Die Presse: Sie haben schon oft und an vielen Orten die Turandot gesungen. Sind Sie noch immer aufgeregt? Ist es eine schwere Partie?

Lise Lindstrom: Ja. Ich bin immer noch aufgeregt. Und es ist wirklich eine schwere Partie. Ich glaube, ich habe die Turandot über 130 Mal gesungen und liebe sie noch immer. Ich habe sie in Covent Garden in London gesungen, an der Mailänder Scala, in der Arena von Verona – und sogar in Hongkong und Guangzhou in Kanton. Schön fand ich, dass dort der chinesische Opernchor für uns in der Pause das chinesische Lied von der Jasminblüte gesungen hat, das in der Oper mehrmals zitiert wird.
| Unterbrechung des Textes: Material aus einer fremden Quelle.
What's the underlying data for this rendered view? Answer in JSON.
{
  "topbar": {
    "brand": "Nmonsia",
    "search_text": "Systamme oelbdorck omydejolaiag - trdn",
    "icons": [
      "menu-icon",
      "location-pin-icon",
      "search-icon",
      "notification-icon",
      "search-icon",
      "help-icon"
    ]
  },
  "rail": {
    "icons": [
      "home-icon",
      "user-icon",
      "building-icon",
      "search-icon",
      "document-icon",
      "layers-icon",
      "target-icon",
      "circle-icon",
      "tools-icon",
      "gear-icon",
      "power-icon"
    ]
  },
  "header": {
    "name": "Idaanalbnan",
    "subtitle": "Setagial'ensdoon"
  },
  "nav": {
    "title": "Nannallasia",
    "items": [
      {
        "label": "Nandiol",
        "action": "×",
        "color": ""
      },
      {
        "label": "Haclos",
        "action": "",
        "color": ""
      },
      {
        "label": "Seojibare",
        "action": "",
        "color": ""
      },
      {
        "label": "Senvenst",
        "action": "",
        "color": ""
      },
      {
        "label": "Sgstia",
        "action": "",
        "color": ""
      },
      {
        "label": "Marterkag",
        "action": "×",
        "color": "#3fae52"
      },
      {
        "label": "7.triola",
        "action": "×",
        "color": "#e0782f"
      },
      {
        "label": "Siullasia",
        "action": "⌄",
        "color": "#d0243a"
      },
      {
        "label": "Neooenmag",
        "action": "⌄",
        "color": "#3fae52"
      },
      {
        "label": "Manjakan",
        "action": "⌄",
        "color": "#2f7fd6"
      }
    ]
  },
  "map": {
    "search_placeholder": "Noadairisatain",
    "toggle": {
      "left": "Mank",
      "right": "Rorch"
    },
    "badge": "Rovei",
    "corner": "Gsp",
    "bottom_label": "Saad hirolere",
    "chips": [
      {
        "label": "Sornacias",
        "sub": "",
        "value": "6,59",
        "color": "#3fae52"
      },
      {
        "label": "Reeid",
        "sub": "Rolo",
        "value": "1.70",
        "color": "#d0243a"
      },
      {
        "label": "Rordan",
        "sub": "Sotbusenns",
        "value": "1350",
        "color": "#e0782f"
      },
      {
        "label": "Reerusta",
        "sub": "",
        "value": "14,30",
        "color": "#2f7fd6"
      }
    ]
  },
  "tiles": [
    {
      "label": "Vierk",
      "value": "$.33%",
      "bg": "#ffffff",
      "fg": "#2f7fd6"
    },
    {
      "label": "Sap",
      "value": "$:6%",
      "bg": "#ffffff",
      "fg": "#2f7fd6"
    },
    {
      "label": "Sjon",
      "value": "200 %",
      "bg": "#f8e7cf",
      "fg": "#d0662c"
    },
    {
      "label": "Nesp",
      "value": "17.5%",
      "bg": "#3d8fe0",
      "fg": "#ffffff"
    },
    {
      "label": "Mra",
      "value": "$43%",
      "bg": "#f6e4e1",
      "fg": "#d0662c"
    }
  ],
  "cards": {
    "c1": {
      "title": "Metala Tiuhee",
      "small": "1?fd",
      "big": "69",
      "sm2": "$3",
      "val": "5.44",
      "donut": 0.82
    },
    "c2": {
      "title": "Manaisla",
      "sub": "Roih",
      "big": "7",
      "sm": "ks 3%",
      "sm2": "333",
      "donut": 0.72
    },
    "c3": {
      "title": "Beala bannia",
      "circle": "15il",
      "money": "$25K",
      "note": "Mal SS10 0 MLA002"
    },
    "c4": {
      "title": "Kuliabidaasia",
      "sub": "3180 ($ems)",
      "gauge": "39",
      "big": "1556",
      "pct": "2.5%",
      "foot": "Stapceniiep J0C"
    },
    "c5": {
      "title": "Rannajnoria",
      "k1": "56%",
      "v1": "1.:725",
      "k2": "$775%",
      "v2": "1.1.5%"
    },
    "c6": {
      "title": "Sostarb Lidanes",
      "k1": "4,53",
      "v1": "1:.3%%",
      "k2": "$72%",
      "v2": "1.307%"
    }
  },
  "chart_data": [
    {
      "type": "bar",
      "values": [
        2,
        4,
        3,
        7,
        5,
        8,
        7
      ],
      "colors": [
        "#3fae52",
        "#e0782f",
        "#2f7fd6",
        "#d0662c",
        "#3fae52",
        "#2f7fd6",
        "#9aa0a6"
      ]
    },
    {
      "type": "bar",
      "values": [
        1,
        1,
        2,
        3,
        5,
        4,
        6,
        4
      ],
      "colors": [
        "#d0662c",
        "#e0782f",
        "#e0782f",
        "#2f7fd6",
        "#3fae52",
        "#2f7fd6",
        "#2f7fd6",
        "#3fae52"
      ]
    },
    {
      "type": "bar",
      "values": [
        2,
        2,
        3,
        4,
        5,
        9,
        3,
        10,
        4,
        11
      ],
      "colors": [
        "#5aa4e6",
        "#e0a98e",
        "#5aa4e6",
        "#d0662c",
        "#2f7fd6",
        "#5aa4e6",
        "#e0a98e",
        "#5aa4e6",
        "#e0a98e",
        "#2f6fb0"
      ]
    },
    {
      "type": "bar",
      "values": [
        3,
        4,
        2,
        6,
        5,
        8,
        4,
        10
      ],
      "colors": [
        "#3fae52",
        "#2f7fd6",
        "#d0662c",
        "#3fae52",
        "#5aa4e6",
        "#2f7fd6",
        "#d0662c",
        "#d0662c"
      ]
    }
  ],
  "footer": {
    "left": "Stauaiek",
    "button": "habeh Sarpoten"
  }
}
Wie lange dauert es, bis man so eine Partie kann?

Lindstrom: Ich singe nicht jeden Tag. Für meine Stimme ist es besser zu rasten als sie zu überstrapazieren. Ich arbeite aber sehr hart und beständig an der Turandot in meinem Kopf. Selbst jetzt noch, nach den vielen Auftritten, die ich hatte, gehe ich die Partie im Geist durch, die Vokale, die Konsonanten, wo soll Turandot dramatisch, gefühlvoll oder süß klingen? Was sagt sie und was will sie sagen?

Wie schafft man es, die Balance zwischen Technik und Gefühl beim Singen zu halten?
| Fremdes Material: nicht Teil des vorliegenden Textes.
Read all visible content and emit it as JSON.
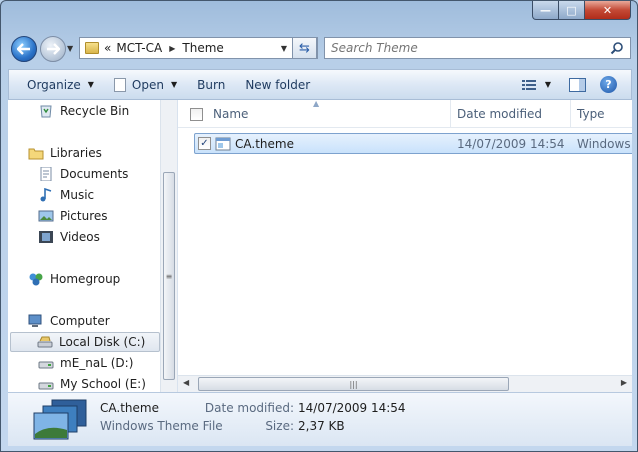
{
  "window": {
    "minimize": "—",
    "maximize": "□",
    "close": "✕"
  },
  "address": {
    "overflow": "«",
    "segments": [
      "MCT-CA",
      "Theme"
    ]
  },
  "search": {
    "placeholder": "Search Theme"
  },
  "toolbar": {
    "organize": "Organize",
    "open": "Open",
    "burn": "Burn",
    "new_folder": "New folder"
  },
  "navpane": {
    "items": [
      {
        "label": "Recycle Bin",
        "icon": "recycle-bin-icon"
      },
      {
        "label": "Libraries",
        "icon": "libraries-icon"
      },
      {
        "label": "Documents",
        "icon": "documents-icon"
      },
      {
        "label": "Music",
        "icon": "music-icon"
      },
      {
        "label": "Pictures",
        "icon": "pictures-icon"
      },
      {
        "label": "Videos",
        "icon": "videos-icon"
      },
      {
        "label": "Homegroup",
        "icon": "homegroup-icon"
      },
      {
        "label": "Computer",
        "icon": "computer-icon"
      },
      {
        "label": "Local Disk (C:)",
        "icon": "drive-icon"
      },
      {
        "label": "mE_naL (D:)",
        "icon": "drive-icon"
      },
      {
        "label": "My School (E:)",
        "icon": "drive-icon"
      }
    ]
  },
  "columns": {
    "name": "Name",
    "date_modified": "Date modified",
    "type": "Type"
  },
  "files": [
    {
      "name": "CA.theme",
      "date_modified": "14/07/2009 14:54",
      "type": "Windows T",
      "checked": true
    }
  ],
  "details": {
    "name": "CA.theme",
    "type": "Windows Theme File",
    "date_label": "Date modified:",
    "date_value": "14/07/2009 14:54",
    "size_label": "Size:",
    "size_value": "2,37 KB"
  },
  "colors": {
    "selection": "#cce4fb",
    "selection_border": "#7da2ce",
    "link_text": "#1e3a5f"
  }
}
Lindstrom: Wenn ich eine Philosophie beim Singen habe, dann ist es die, dass die Sänger während ihrer Ausbildung in einer gewissen Weise von ihrer Stimme distanziert werden. In den Konservatorien und Universitäten wird die Tatsache ignoriert, dass Singen innere Arbeit ist. Die Ausbildung ist sehr technisch und auf Präzision orientiert. Das ist wichtig, aber ein Sänger kann akkurat und technisch perfekt klingen – und du fühlst nichts. Nur wenn die Technik und das Gefühl zusammen kommen, ist es ideal, dann ergibt sich die Magie der Musik.

Sie hatten ein sehr aufregendes Debüt als Turandot in der New Yorker Metropolitan Opera. Sie mussten kurzfristig einspringen. Was ist da passiert?

Lindstrom: Ich war die Zweitbesetzung. Jeden Tag hat die Oper angerufen und hat mir gesagt, ich müsse mich bereithalten, es ist nicht sicher, ob die Erstbesetzung auftreten kann. Die Nacht vor der ersten Vorstellung war das auch so. Ich schlief sehr schlecht, genauer gesagt, gar nicht, ich bereitete mich die ganze Nacht vor. Am Morgen riefen die Leute von der Met an und sagten mir, die Erstbesetzung wird singen können. Ich war total erleichtert, meine Nervosität legte sich, ich ging mit meinem Vater und meiner Stiefmutter essen. Und dann plötzlich kam der Anruf, sie fragten: Wie geht es Ihnen? Sind Sie bereit an der Met zu debütieren? Bei Wiederaufnahmen dieser Größenordnung gibt es an Opernhäusern keine Proben mehr. Ich erinnere mich noch, wie viele Leute in meine Garderobe kamen und mir nochmal erklärten, was ich wann machen sollte. Dann musste ich auf die Bühne.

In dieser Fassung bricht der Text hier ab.